When you tell AI models on what specifically to look out for in a coding task…

…they repeatedly, consistently, just won't care. At all. Ever.

That's your "vibe coding“ for y'all.

Btw, I’m working on a benchmark for #a11y #accessibility stuff for „AI“.

Well, except for the flagship models of OpenAI and Anthropic, GPT 5.2 and Claude Opus 4.6. They perform SIGNIFICANTLY WORSE when expert guidance on how to build something is present.

What we're seeing at play here is synthetic data, and that synthetic data is *bad*.

AI is such a joke.

One more big „oof“, or perhaps laugh, for tonight:

gpt-3.5-turbo - the model that ChatGPT launched with over three years ago, scored 68/100 points on that benchmark. It's also the highest score of any model tested. The current gpt-5.2 scores 22/100. Higher means better.

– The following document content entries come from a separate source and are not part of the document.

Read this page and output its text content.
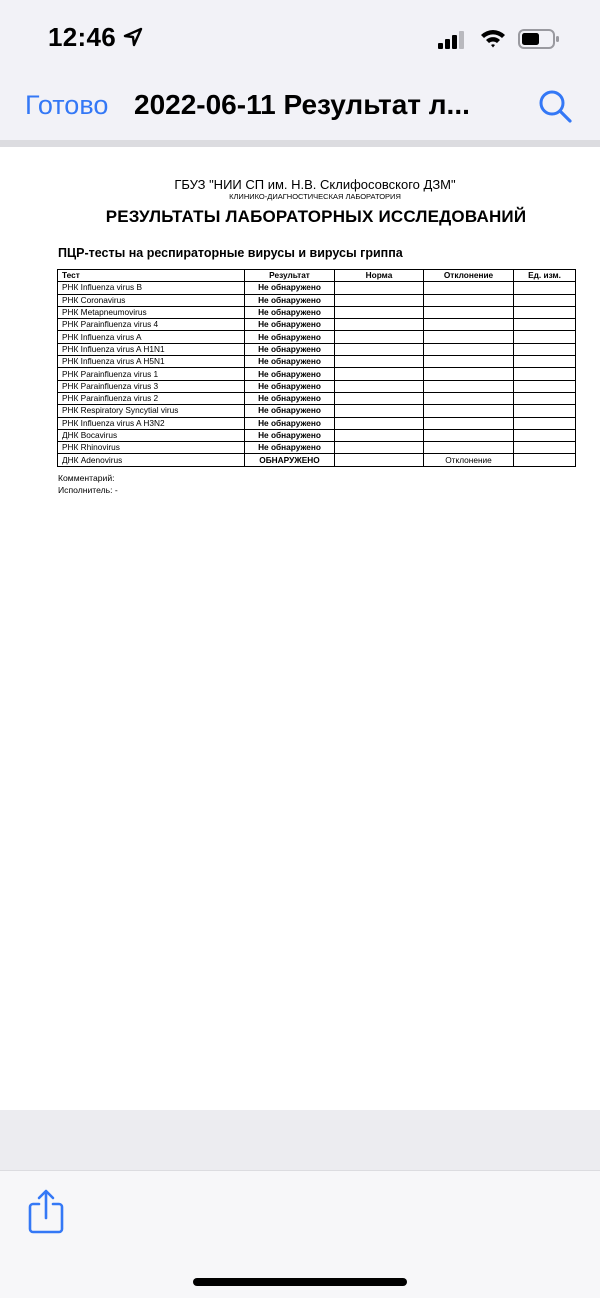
12:46
Готово 2022-06-11 Результат л...
ГБУЗ "НИИ СП им. Н.В. Склифосовского ДЗМ"
КЛИНИКО-ДИАГНОСТИЧЕСКАЯ ЛАБОРАТОРИЯ
РЕЗУЛЬТАТЫ ЛАБОРАТОРНЫХ ИССЛЕДОВАНИЙ
ПЦР-тесты на респираторные вирусы и вирусы гриппа
Тест	Результат	Норма	Отклонение	Ед. изм.
РНК Influenza virus B	Не обнаружено			
РНК Coronavirus	Не обнаружено			
РНК Metapneumovirus	Не обнаружено			
РНК Parainfluenza virus 4	Не обнаружено			
РНК Influenza virus A	Не обнаружено			
РНК Influenza virus A H1N1	Не обнаружено			
РНК Influenza virus A H5N1	Не обнаружено			
РНК Parainfluenza virus 1	Не обнаружено			
РНК Parainfluenza virus 3	Не обнаружено			
РНК Parainfluenza virus 2	Не обнаружено			
РНК Respiratory Syncytial virus	Не обнаружено			
РНК Influenza virus A H3N2	Не обнаружено			
ДНК Bocavirus	Не обнаружено			
РНК Rhinovirus	Не обнаружено			
ДНК Adenovirus	ОБНАРУЖЕНО		Отклонение	
Комментарий:
Исполнитель: -
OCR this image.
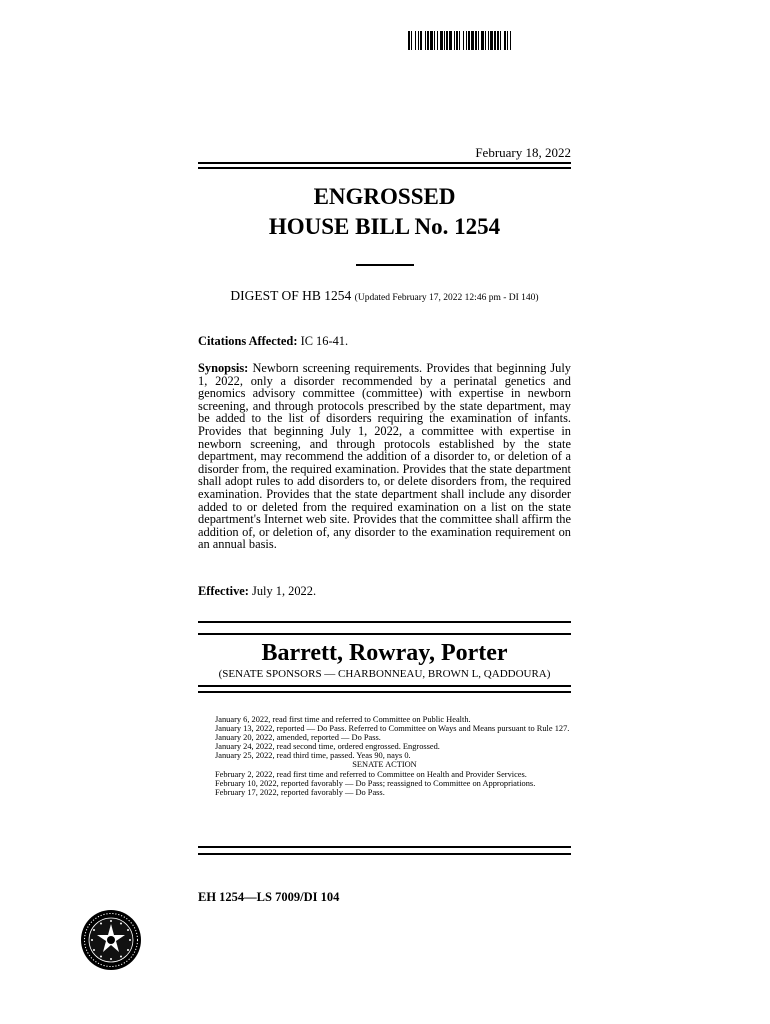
February 18, 2022
ENGROSSED
HOUSE BILL No. 1254
DIGEST OF HB 1254 (Updated February 17, 2022 12:46 pm - DI 140)
Citations Affected: IC 16-41.
Synopsis: Newborn screening requirements. Provides that beginning July 1, 2022, only a disorder recommended by a perinatal genetics and genomics advisory committee (committee) with expertise in newborn screening, and through protocols prescribed by the state department, may be added to the list of disorders requiring the examination of infants. Provides that beginning July 1, 2022, a committee with expertise in newborn screening, and through protocols established by the state department, may recommend the addition of a disorder to, or deletion of a disorder from, the required examination. Provides that the state department shall adopt rules to add disorders to, or delete disorders from, the required examination. Provides that the state department shall include any disorder added to or deleted from the required examination on a list on the state department's Internet web site. Provides that the committee shall affirm the addition of, or deletion of, any disorder to the examination requirement on an annual basis.
Effective: July 1, 2022.
Barrett, Rowray, Porter
(SENATE SPONSORS — CHARBONNEAU, BROWN L, QADDOURA)
January 6, 2022, read first time and referred to Committee on Public Health.
January 13, 2022, reported — Do Pass. Referred to Committee on Ways and Means pursuant to Rule 127.
January 20, 2022, amended, reported — Do Pass.
January 24, 2022, read second time, ordered engrossed. Engrossed.
January 25, 2022, read third time, passed. Yeas 90, nays 0.
SENATE ACTION
February 2, 2022, read first time and referred to Committee on Health and Provider Services.
February 10, 2022, reported favorably — Do Pass; reassigned to Committee on Appropriations.
February 17, 2022, reported favorably — Do Pass.
EH 1254—LS 7009/DI 104
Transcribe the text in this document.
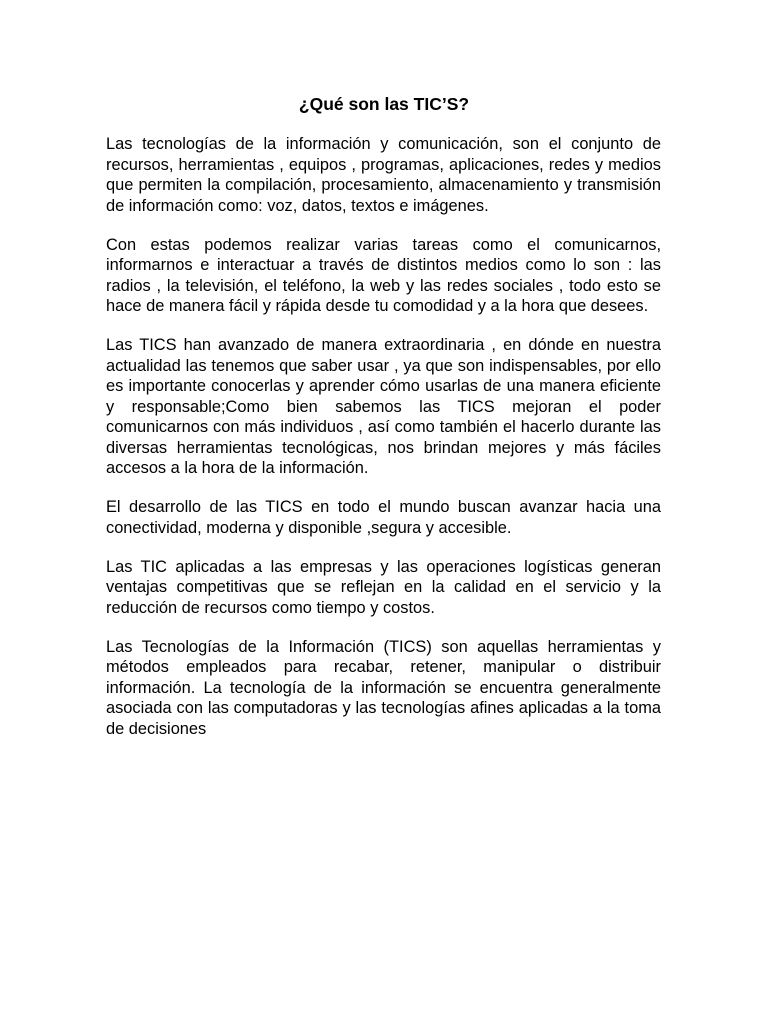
¿Qué son las TIC’S?

Las tecnologías de la información y comunicación, son el conjunto de recursos, herramientas , equipos , programas, aplicaciones, redes y medios que permiten la compilación, procesamiento, almacenamiento y transmisión de información como: voz, datos, textos e imágenes.

Con estas podemos realizar varias tareas como el comunicarnos, informarnos e interactuar a través de distintos medios como lo son : las radios , la televisión, el teléfono, la web y las redes sociales , todo esto se hace de manera fácil y rápida desde tu comodidad y a la hora que desees.

Las TICS han avanzado de manera extraordinaria , en dónde en nuestra actualidad las tenemos que saber usar , ya que son indispensables, por ello es importante conocerlas y aprender cómo usarlas de una manera eficiente y responsable;Como bien sabemos las TICS mejoran el poder comunicarnos con más individuos , así como también el hacerlo durante las diversas herramientas tecnológicas, nos brindan mejores y más fáciles accesos a la hora de la información.

El desarrollo de las TICS en todo el mundo buscan avanzar hacia una conectividad, moderna y disponible ,segura y accesible.

Las TIC aplicadas a las empresas y las operaciones logísticas generan ventajas competitivas que se reflejan en la calidad en el servicio y la reducción de recursos como tiempo y costos.

Las Tecnologías de la Información (TICS) son aquellas herramientas y métodos empleados para recabar, retener, manipular o distribuir información. La tecnología de la información se encuentra generalmente asociada con las computadoras y las tecnologías afines aplicadas a la toma de decisiones
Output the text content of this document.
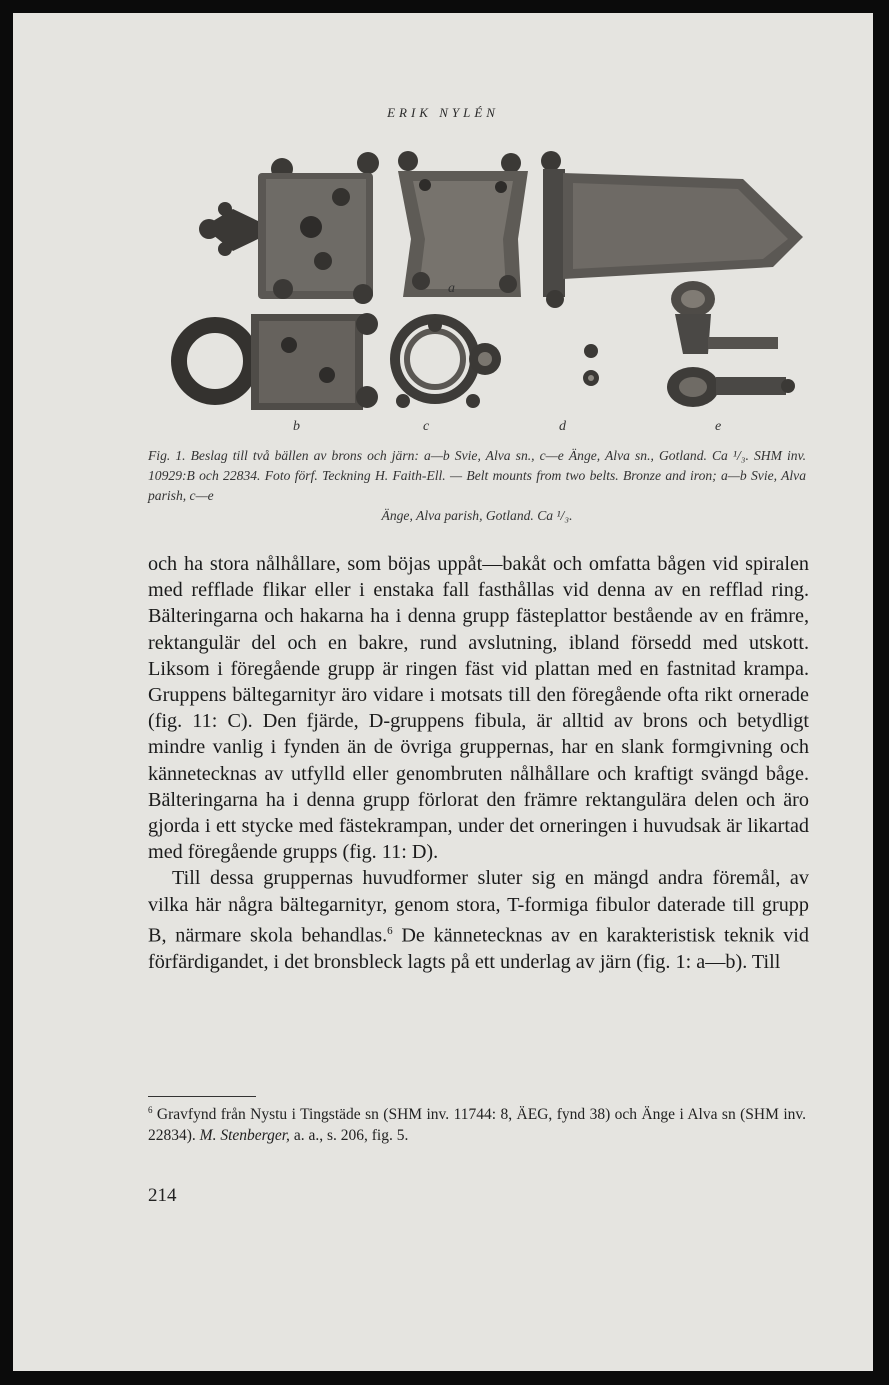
ERIK NYLÉN
a
b	c	d	e
Fig. 1. Beslag till två bällen av brons och järn: a—b Svie, Alva sn., c—e Änge, Alva sn., Gotland. Ca ¹/₃. SHM inv. 10929:B och 22834. Foto förf. Teckning H. Faith-Ell. — Belt mounts from two belts. Bronze and iron; a—b Svie, Alva parish, c—e
Änge, Alva parish, Gotland. Ca ¹/₃.

och ha stora nålhållare, som böjas uppåt—bakåt och omfatta bågen vid spiralen med refflade flikar eller i enstaka fall fasthållas vid denna av en refflad ring. Bälteringarna och hakarna ha i denna grupp fästeplattor bestående av en främre, rektangulär del och en bakre, rund avslutning, ibland försedd med utskott. Liksom i föregående grupp är ringen fäst vid plattan med en fastnitad krampa. Gruppens bältegarnityr äro vidare i motsats till den föregående ofta rikt ornerade (fig. 11: C). Den fjärde, D-gruppens fibula, är alltid av brons och betydligt mindre vanlig i fynden än de övriga gruppernas, har en slank formgivning och kännetecknas av utfylld eller genombruten nålhållare och kraftigt svängd båge. Bälteringarna ha i denna grupp förlorat den främre rektangulära delen och äro gjorda i ett stycke med fästekrampan, under det orneringen i huvudsak är likartad med föregående grupps (fig. 11: D).

Till dessa gruppernas huvudformer sluter sig en mängd andra föremål, av vilka här några bältegarnityr, genom stora, T-formiga fibulor daterade till grupp B, närmare skola behandlas.$^6$ De kännetecknas av en karakteristisk teknik vid förfärdigandet, i det bronsbleck lagts på ett underlag av järn (fig. 1: a—b). Till

$^6$ Gravfynd från Nystu i Tingstäde sn (SHM inv. 11744: 8, ÄEG, fynd 38) och Änge i Alva sn (SHM inv. 22834). M. Stenberger, a. a., s. 206, fig. 5.
214
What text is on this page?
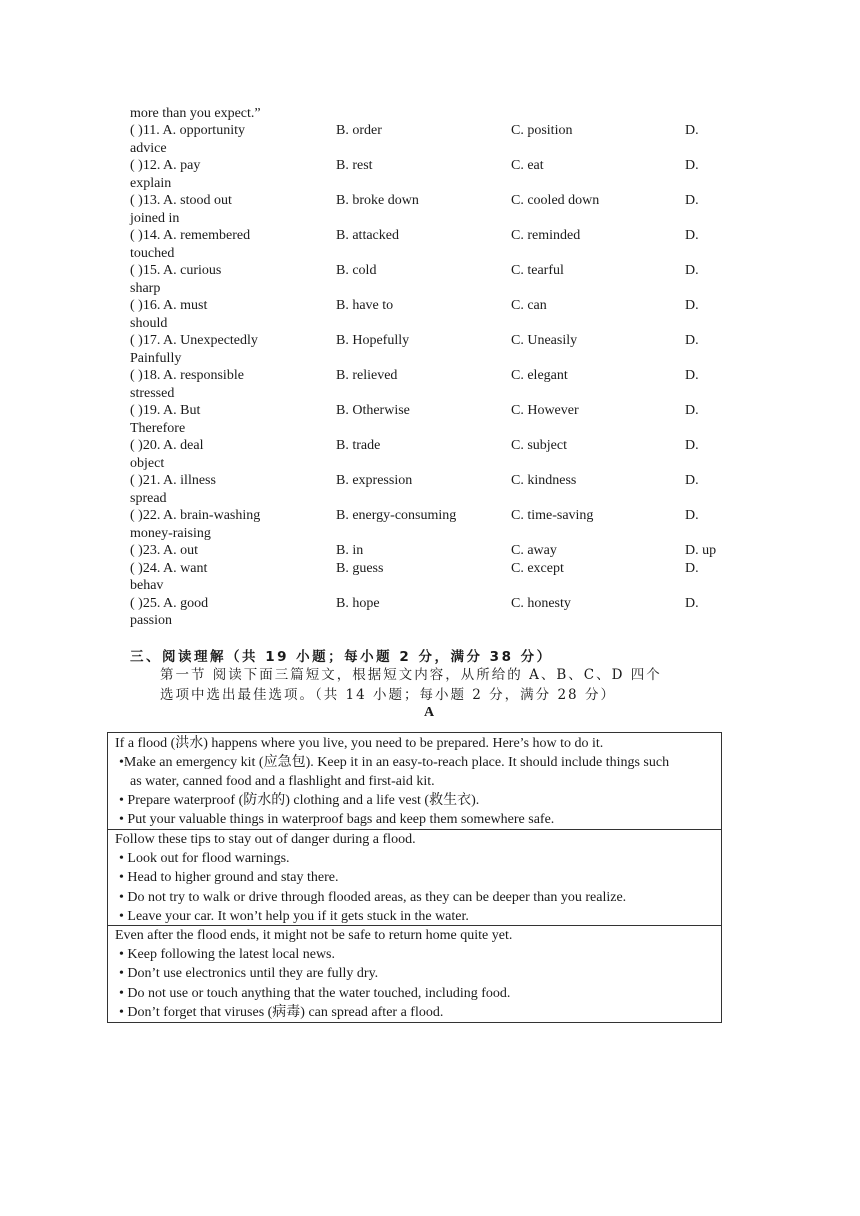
more than you expect.”
( )11. A. opportunity	B. order	C. position	D.
advice
( )12. A. pay	B. rest	C. eat	D.
explain
( )13. A. stood out	B. broke down	C. cooled down	D.
joined in
( )14. A. remembered	B. attacked	C. reminded	D.
touched
( )15. A. curious	B. cold	C. tearful	D.
sharp
( )16. A. must	B. have to	C. can	D.
should
( )17. A. Unexpectedly	B. Hopefully	C. Uneasily	D.
Painfully
( )18. A. responsible	B. relieved	C. elegant	D.
stressed
( )19. A. But	B. Otherwise	C. However	D.
Therefore
( )20. A. deal	B. trade	C. subject	D.
object
( )21. A. illness	B. expression	C. kindness	D.
spread
( )22. A. brain-washing	B. energy-consuming	C. time-saving	D.
money-raising
( )23. A. out	B. in	C. away	D. up
( )24. A. want	B. guess	C. except	D.
behav
( )25. A. good	B. hope	C. honesty	D.
passion
三、阅读理解（共 19 小题；每小题 2 分，满分 38 分）
第一节 阅读下面三篇短文，根据短文内容，从所给的 A、B、C、D 四个
选项中选出最佳选项。（共 14 小题；每小题 2 分，满分 28 分）
A

If a flood (洪水) happens where you live, you need to be prepared. Here’s how to do it.

•Make an emergency kit (应急包). Keep it in an easy-to-reach place. It should include things such

as water, canned food and a flashlight and first-aid kit.

• Prepare waterproof (防水的) clothing and a life vest (救生衣).

• Put your valuable things in waterproof bags and keep them somewhere safe.

Follow these tips to stay out of danger during a flood.

• Look out for flood warnings.

• Head to higher ground and stay there.

• Do not try to walk or drive through flooded areas, as they can be deeper than you realize.

• Leave your car. It won’t help you if it gets stuck in the water.

Even after the flood ends, it might not be safe to return home quite yet.

• Keep following the latest local news.

• Don’t use electronics until they are fully dry.

• Do not use or touch anything that the water touched, including food.

• Don’t forget that viruses (病毒) can spread after a flood.
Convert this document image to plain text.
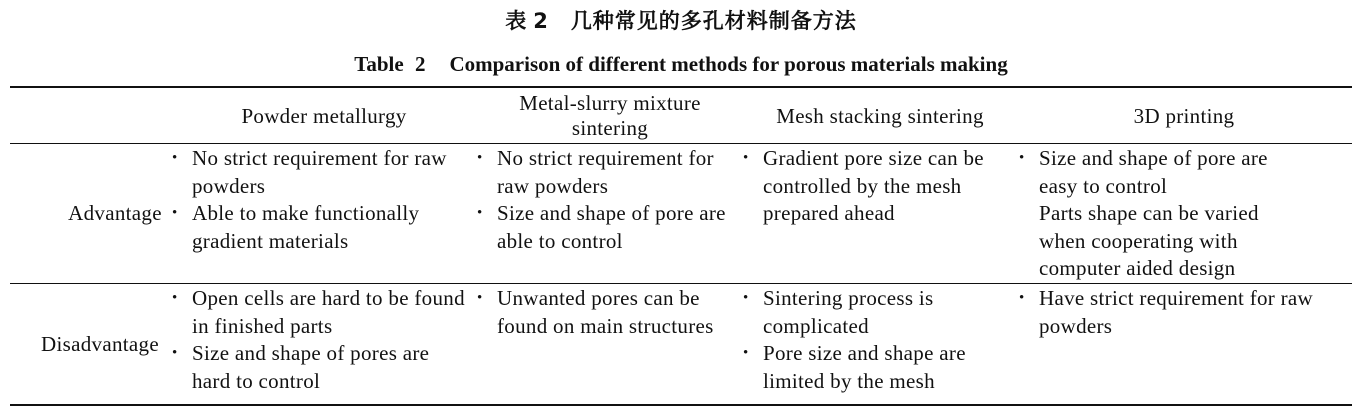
表 2 几种常见的多孔材料制备方法
Table 2 Comparison of different methods for porous materials making
Powder metallurgy
Metal-slurry mixture
sintering	Mesh stacking sintering	3D printing
Advantage
Disadvantage
• No strict requirement for raw powders
• Able to make functionally gradient materials
• No strict requirement for raw powders
• Size and shape of pore are able to control
• Gradient pore size can be controlled by the mesh prepared ahead
• Size and shape of pore are easy to control
Parts shape can be varied when cooperating with computer aided design
• Open cells are hard to be found in finished parts
• Size and shape of pores are hard to control
• Unwanted pores can be found on main structures
• Sintering process is complicated
• Pore size and shape are limited by the mesh
• Have strict requirement for raw powders
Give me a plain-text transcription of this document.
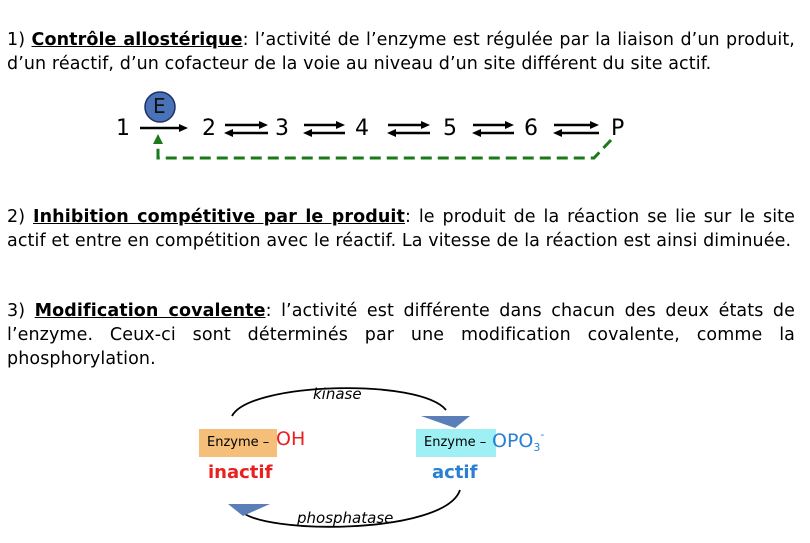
1) Contrôle allostérique: l’activité de l’enzyme est régulée par la liaison d’un produit, d’un réactif, d’un cofacteur de la voie au niveau d’un site différent du site actif.
E
1	2	3	4	5	6	P
2) Inhibition compétitive par le produit: le produit de la réaction se lie sur le site actif et entre en compétition avec le réactif. La vitesse de la réaction est ainsi diminuée.
3) Modification covalente: l’activité est différente dans chacun des deux états de l’enzyme. Ceux-ci sont déterminés par une modification covalente, comme la phosphorylation.
kinase
phosphatase
Enzyme – OH
inactif
Enzyme – $OPO_3^-$
actif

Remarkable. I didn't expect that models regressed *this* much.

This was due to checking overall appearance of accessibility errors. While that is a good approach in general, newer models output significantly more tokens. I'm experimenting with changing the scoring to an "errors per 1000 output tokens" approach, but that'll have to wait a few days.
@kc Is there any way to get access to the tasks you're giving, how you're evaluating, or any other detials? Thanks!

@shriramk I’ll have a write-up ready soon.

However, because of overfitting, I cannot release the benchmark prompts and the complete methodology.

@kc That's what I feared. Understood. Thanks.

(I'm scheduling to teach students about a11y in a class that is sort of about programming with agents, so these would have made for great examples. So anything you can share would be lovely.)